Il faut féliciter M. Guyau d’avoir franchi le cercle d’étroits préjugés qui font que la philosophie officielle de langue française, considérant la religion comme une forme à la fois populaire et superstitieuse des idées morales, appropriée à la médiocrité intellectuelle des masses, ne consacre qu’une attention dédaigneuse et superficielle à un phénomène que l’on tient pour inférieur. Notre regretté collaborateur a parfaitement vu qu’il y avait plus que cela dans la religion. Les études qu’il avait entreprises sur la philosophie étrangère lui avaient fait voir quelle place continue de jouer la préoccupation religieuse dans des milieux où les progrès des sciences naturelles et de la philosophie scientifique sont accueillis avec empressement.
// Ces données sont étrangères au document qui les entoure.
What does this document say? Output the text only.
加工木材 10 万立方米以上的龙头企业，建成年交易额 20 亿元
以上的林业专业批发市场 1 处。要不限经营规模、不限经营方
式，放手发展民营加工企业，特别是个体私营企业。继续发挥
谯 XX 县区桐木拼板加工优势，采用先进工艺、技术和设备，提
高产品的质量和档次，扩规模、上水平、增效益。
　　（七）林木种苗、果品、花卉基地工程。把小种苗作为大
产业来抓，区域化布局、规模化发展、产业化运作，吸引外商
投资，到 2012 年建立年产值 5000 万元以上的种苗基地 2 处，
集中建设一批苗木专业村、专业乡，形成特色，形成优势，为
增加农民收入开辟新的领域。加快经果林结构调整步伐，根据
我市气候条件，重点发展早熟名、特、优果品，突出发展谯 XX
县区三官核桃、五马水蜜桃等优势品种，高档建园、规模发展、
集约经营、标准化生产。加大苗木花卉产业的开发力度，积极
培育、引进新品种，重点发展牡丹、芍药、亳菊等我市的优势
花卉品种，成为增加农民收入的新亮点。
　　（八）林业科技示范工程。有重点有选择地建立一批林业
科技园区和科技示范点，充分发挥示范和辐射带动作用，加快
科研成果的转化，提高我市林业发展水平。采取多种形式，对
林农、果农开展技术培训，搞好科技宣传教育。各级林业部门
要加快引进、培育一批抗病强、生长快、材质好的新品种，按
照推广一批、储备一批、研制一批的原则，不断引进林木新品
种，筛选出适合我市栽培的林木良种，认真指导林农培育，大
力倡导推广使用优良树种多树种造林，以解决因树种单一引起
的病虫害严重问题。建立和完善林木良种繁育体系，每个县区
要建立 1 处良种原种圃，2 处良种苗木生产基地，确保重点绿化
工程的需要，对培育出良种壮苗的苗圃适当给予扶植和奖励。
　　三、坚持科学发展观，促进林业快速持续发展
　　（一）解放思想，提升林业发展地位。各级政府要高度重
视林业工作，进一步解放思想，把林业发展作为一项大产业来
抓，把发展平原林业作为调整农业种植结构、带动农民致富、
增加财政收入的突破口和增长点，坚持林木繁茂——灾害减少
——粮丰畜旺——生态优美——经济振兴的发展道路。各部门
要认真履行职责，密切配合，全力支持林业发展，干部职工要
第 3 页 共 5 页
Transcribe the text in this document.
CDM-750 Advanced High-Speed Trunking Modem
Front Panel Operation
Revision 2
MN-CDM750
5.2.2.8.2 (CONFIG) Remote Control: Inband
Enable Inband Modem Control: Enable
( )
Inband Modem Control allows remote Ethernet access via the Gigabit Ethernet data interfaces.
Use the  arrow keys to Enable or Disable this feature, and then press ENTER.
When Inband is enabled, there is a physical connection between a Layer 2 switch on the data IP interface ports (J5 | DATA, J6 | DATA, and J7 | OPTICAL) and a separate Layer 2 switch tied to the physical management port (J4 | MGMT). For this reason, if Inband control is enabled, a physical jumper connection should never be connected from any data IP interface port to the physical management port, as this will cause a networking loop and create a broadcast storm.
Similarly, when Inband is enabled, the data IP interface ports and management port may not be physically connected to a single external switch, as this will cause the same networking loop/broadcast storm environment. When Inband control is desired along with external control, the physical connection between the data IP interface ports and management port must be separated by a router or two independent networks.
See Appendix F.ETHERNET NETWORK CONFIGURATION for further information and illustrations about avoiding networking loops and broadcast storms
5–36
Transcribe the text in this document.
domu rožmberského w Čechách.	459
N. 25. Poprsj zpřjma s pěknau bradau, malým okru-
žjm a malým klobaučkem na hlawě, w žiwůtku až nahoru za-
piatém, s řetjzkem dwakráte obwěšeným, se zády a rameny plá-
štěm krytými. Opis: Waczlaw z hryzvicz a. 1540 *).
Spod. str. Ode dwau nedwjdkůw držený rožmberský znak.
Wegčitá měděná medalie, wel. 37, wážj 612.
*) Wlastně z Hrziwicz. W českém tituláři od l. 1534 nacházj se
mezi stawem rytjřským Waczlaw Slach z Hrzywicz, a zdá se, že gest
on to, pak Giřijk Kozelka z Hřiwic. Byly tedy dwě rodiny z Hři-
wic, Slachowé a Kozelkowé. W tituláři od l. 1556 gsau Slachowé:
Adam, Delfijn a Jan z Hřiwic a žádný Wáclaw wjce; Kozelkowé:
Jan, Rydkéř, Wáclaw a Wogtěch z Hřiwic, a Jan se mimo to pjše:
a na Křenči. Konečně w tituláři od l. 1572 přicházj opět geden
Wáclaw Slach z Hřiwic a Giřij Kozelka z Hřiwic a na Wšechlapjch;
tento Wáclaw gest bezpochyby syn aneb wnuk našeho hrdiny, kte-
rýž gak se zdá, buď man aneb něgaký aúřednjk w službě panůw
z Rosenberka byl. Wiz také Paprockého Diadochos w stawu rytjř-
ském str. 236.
Il a compris que des questions aussi complexes, qui touchent de si près à la conscience et à la conduite, ne sont point de celles qui se tranchent par une décision sommaire. Et cependant je regrette de devoir constater que, après avoir reconnu l’insuffisance des définitions généralement adoptées, il est revenu par un détour au point de vue dont il avait saisi lui-même l’étroitesse. Sa longue enquête aboutit à une conclusion purement et simplement négative, non moins que l’ignorante suffisance de la plupart de nos « spiritualistes ».

  1. In-8o, xxviii et 479 pages.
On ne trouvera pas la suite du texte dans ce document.